Previously valued at over $700,000, the property includes a three-quarter mile long section of the Beaver River, a major tributary to the Pawcatuck River, along with miles of readily accessible trails and a caretaker's home. The Pawcatuck River's 300 square mile watershed comprises most of southwestern Rhode Island and extends into Connecticut, and provides abundant clean groundwater that serves as the sole source of drinking water for more than 60,000 local residents. It supports roughly 70 percent of Rhode Island's globally imperiled species.
"This is an exceptional opportunity to expand the state's natural lands inventory with the addition of over 1,800 acres of pristine land that will preserve the quality of state's drinking water supply, the history of our industrial development, and our forests and wildlife habitats," noted DEM Director Janet Coit.
"This was an incredibly generous gift to Richmond and the people of Rhode Island. I have to believe Mr. deCoppet is smiling somewhere, knowing he is helping to keep this wooded corner of Rhode Island wild and scenic for future generations," said U.S. Senator Jack Reed.
"Protecting this area continues a long Rhode Island tradition of environmental preservation and stewardship," said Senator Sheldon Whitehouse. "Setting aside this land will maintain habitat for important species, preserve historic sites, and help to safeguard the fresh water that thousands of Rhode Island families drink every day. This is a beautiful place, and it will enrich life in Rhode Island for generations to come."
"Preservation of open space and protection of our natural resources is key to maintaining the beautiful landscape that makes Rhode Island what it is," said Congressman Jim Langevin. "This is a historic and environmentally significant piece of land, and I am grateful to the deCoppet family for recognizing its rightful designation as a protected wildlife refuge."
"Rhode Islanders will forever have the benefit of Mr. deCoppet's foresight so many decades ago. The preservation of this land is an incredibly generous gift. This land will forever provide us with fresh, clean air, unspoiled forest to explore and enjoy, and a safe, protected habitat for wildlife. This marvelous donation, that all Rhode Islanders may enjoy, preserves this habitat from encroaching development. We are very fortunate to be able to accept this offering today," said Representative Valencia (D-Dist. 39, Richmond, Hopkinton, Exeter).

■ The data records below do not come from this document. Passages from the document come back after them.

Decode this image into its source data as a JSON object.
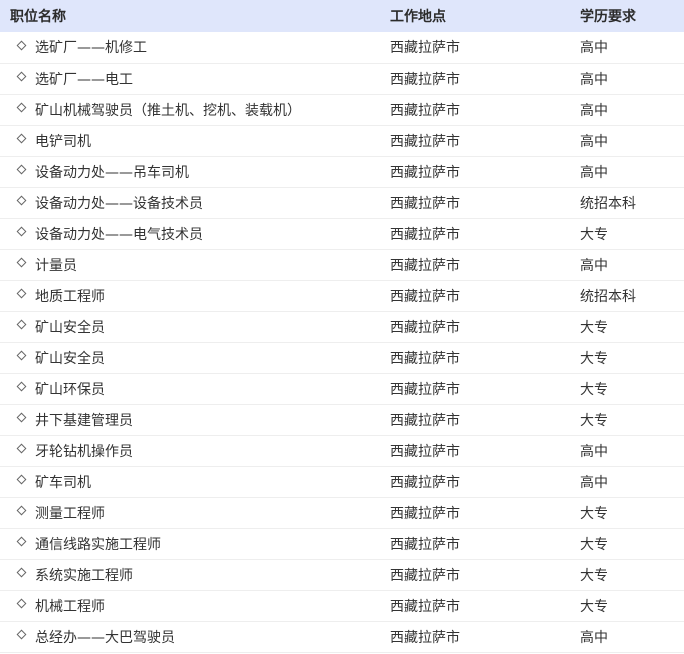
{
  "table": {
    "headers": {
      "title": "职位名称",
      "location": "工作地点",
      "education": "学历要求"
    },
    "rows": [
      {
        "title": "选矿厂——机修工",
        "location": "西藏拉萨市",
        "education": "高中"
      },
      {
        "title": "选矿厂——电工",
        "location": "西藏拉萨市",
        "education": "高中"
      },
      {
        "title": "矿山机械驾驶员（推土机、挖机、装载机）",
        "location": "西藏拉萨市",
        "education": "高中"
      },
      {
        "title": "电铲司机",
        "location": "西藏拉萨市",
        "education": "高中"
      },
      {
        "title": "设备动力处——吊车司机",
        "location": "西藏拉萨市",
        "education": "高中"
      },
      {
        "title": "设备动力处——设备技术员",
        "location": "西藏拉萨市",
        "education": "统招本科"
      },
      {
        "title": "设备动力处——电气技术员",
        "location": "西藏拉萨市",
        "education": "大专"
      },
      {
        "title": "计量员",
        "location": "西藏拉萨市",
        "education": "高中"
      },
      {
        "title": "地质工程师",
        "location": "西藏拉萨市",
        "education": "统招本科"
      },
      {
        "title": "矿山安全员",
        "location": "西藏拉萨市",
        "education": "大专"
      },
      {
        "title": "矿山安全员",
        "location": "西藏拉萨市",
        "education": "大专"
      },
      {
        "title": "矿山环保员",
        "location": "西藏拉萨市",
        "education": "大专"
      },
      {
        "title": "井下基建管理员",
        "location": "西藏拉萨市",
        "education": "大专"
      },
      {
        "title": "牙轮钻机操作员",
        "location": "西藏拉萨市",
        "education": "高中"
      },
      {
        "title": "矿车司机",
        "location": "西藏拉萨市",
        "education": "高中"
      },
      {
        "title": "测量工程师",
        "location": "西藏拉萨市",
        "education": "大专"
      },
      {
        "title": "通信线路实施工程师",
        "location": "西藏拉萨市",
        "education": "大专"
      },
      {
        "title": "系统实施工程师",
        "location": "西藏拉萨市",
        "education": "大专"
      },
      {
        "title": "机械工程师",
        "location": "西藏拉萨市",
        "education": "大专"
      },
      {
        "title": "总经办——大巴驾驶员",
        "location": "西藏拉萨市",
        "education": "高中"
      }
    ]
  },
  "icons": {
    "row_bullet": "diamond-icon"
  },
  "colors": {
    "header_background": "#dfe6fb",
    "text": "#333333",
    "row_divider": "#eeeeee"
  }
}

"The preservation of Hillsdale helps permanently protect more of the natural beauty and resources that make Rhode Island such a beautiful place to live. This is a very valuable addition to our state, and I'm grateful that future generations will always be able to enjoy the peace, quiet and fresh air of the woods here, thanks to Mr. deCoppet's wonderful gift," said Senator Cool Rumsey (D-Dist. 34, Exeter, Charlestown, Hopkinton, Richmond, West Greenwich).
Following a brief speaking program, Rick Greenwood, deputy director of the Rhode Island Historical Preservation and Heritage Commission, and Christopher Raithel, a wildlife biologist in DEM's Division of Fish and Wildlife, provided a tour of the property.